Thursday, November 8, 2007

Unions Are No Damn Good, Damnit!

MM links to a Wall Street Journal Commentary about the gov't. tracking your every move by transponder. She's mentioned this before:

States worried about gas tax revenues, for example, are now experimenting with GPS-based road-pricing. At the federal level, we could raise marginal income tax rates or decrease the standard deduction to compensate.
Neither the Divine Ms. McM. nor the author of the WSJ piece (the director of transportation studies at the Reason Foundation) have any worries about transponders in your cars, or cameras taking pictures of your license plates, or any other worries about your personal freedom, which always seems to take second place to someone else's economic freedom. Nope, they're just worried about investor-owned companies being able to profit from formerly public services. Toll roads are a good thing, & even better if we can get rid of those stupid toll takers, who just sit there all day not producing squat, & often stealing.

Let's hope you'll be able to afford police & fire protection in the future, when fire insurance may mean:
"May I see your insurance card please?"
"But my house is burning down!!"
"I'm sorry, I need to see your proof of insurance."
"It's, it's inside somewhere, on fire!!"
"I am sorry, but if you can't prove you're insured with the AllStateFarm Fire Department, there's nothing we can do."
"You motherfucking asshole, you let my house burn down!! I'm going to kill you!!"
"I wouldn't advise that ma'am, this police officer here has already seen my Prudential Police Department insurance card."

Oddly enough, the item wasn't really about what a good thing profit is for those who can make one 'cause they're already well enough off to make investments.

No, it's about those awful unions & how they're nothing but Luddites, standing in the way of everything good & decent.

We should not be prevented from implementing productivity enhancing improvements that make everyone better off, because a handful of people would rather be paid inflated wages to do it by hand.

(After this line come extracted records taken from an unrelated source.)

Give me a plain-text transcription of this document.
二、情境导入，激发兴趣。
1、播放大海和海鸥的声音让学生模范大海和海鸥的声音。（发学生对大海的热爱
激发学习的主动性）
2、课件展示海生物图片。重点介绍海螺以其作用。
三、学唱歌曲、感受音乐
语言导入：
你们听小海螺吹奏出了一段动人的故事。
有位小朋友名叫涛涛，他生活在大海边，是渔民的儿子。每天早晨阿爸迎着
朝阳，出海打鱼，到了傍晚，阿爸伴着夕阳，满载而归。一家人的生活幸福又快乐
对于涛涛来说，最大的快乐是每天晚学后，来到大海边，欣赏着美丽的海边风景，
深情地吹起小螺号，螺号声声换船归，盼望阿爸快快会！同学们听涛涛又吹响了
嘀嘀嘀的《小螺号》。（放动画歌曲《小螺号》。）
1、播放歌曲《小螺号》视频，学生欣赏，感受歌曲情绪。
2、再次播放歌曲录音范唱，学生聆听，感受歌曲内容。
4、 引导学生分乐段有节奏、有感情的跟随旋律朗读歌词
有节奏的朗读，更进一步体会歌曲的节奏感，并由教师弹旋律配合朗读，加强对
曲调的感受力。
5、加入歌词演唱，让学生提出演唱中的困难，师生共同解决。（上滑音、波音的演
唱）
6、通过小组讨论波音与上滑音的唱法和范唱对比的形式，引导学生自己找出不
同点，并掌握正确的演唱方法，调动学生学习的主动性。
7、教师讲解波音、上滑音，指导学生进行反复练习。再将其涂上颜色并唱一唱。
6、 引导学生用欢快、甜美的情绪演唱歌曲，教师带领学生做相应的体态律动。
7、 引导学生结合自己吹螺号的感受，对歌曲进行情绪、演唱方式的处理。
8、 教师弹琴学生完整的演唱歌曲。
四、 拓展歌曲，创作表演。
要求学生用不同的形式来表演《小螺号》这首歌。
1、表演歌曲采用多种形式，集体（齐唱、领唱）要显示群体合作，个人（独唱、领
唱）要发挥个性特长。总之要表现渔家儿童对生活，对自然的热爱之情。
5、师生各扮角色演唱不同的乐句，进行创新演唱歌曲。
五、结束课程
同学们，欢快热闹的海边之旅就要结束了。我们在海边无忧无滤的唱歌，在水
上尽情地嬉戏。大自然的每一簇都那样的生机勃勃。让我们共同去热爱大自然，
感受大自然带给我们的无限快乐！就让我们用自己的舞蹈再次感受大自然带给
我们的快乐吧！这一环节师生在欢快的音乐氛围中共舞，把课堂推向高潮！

Then you shouldn't be allowed to make your own freaking yogurt either, should you? Because it's not very efficient, & you're depriving someone of a chance to make a profit. That's not very "moral."

But to me, the central problem with unions, to the extent that there is a problem, is not that they demand higher wages, but that they reflexively oppose productivity enhancing change.
This, & the excerpt above, are about the stupidest & most offensive things I've yet read by Ms. McArdle. When I started typing here, I just expected to make a little mock of glibertarianism, have some fun at someone else's expense (Hey, that's just the way I am) fill my empty days & nights & afternoons. I even thought transcontinental co-blogger brad was being a bit harsh on the world's tallest female econoblogger, but the more I read crap like the above, the less tolerant I become.

These are, after all, human beings, and their jobs! And since Megan & her ilk reduce all of us to our merest economic, statistical existence, is it fair to dismiss humans as "redundant?" How is "everyone better off?" People w/o jobs aren't better off. Of course, w/ their "inflated wages," they must all have enough saved to get a college education & "re-invent themselves" as software engineers, or econobloggers, or whatever the market is rewarding this week.

Those unions, if they are a problem, & their biggest one is: reflexive opposition to productivity enhancing change. How productive is someone out of work, collecting welfare on Megan's taxesunemployment? Seriously, how long until we hear calls for euthanasia for people who've embraced "productivity enhancement" by losing their jobs? After all, it's their bad choices that made them take a job w/ inflated wages that could eventually be done by a robot. They don't deserve to live. With the possible exception of those fit enough to carry the investor class around in sedan chairs once the oil runs out.

1 comment:

Anonymous said...

the firefighters bit reminded me of this old fry&laurie sketch
www.youtube.com/watch?v=k6CkltzGAxY

"they reflexively oppose productivity enhancing change"

of course if the above is a euphemism for "can you all work an extra eight hours a week for fuck all extra pay?" then they're quite right to resist. and anyway, doesn't pressure from unions to increase wages force companies to innovate and increase their productivity and efficiency in other ways? after all if you can employ six year olds to work 18 hours a day for sixpence every three years, why bother to make efficiency savings elsewhere?

and finally, dont libertarians believe that its a moral imperative (as well as unchangeable human nature) for everyone to maximise their wealth? why does megan believe that workers should be exempt from this imperative, and instead be forced to selflessly contribute their time energy and skill to oligarchic legal fictions for no just reward?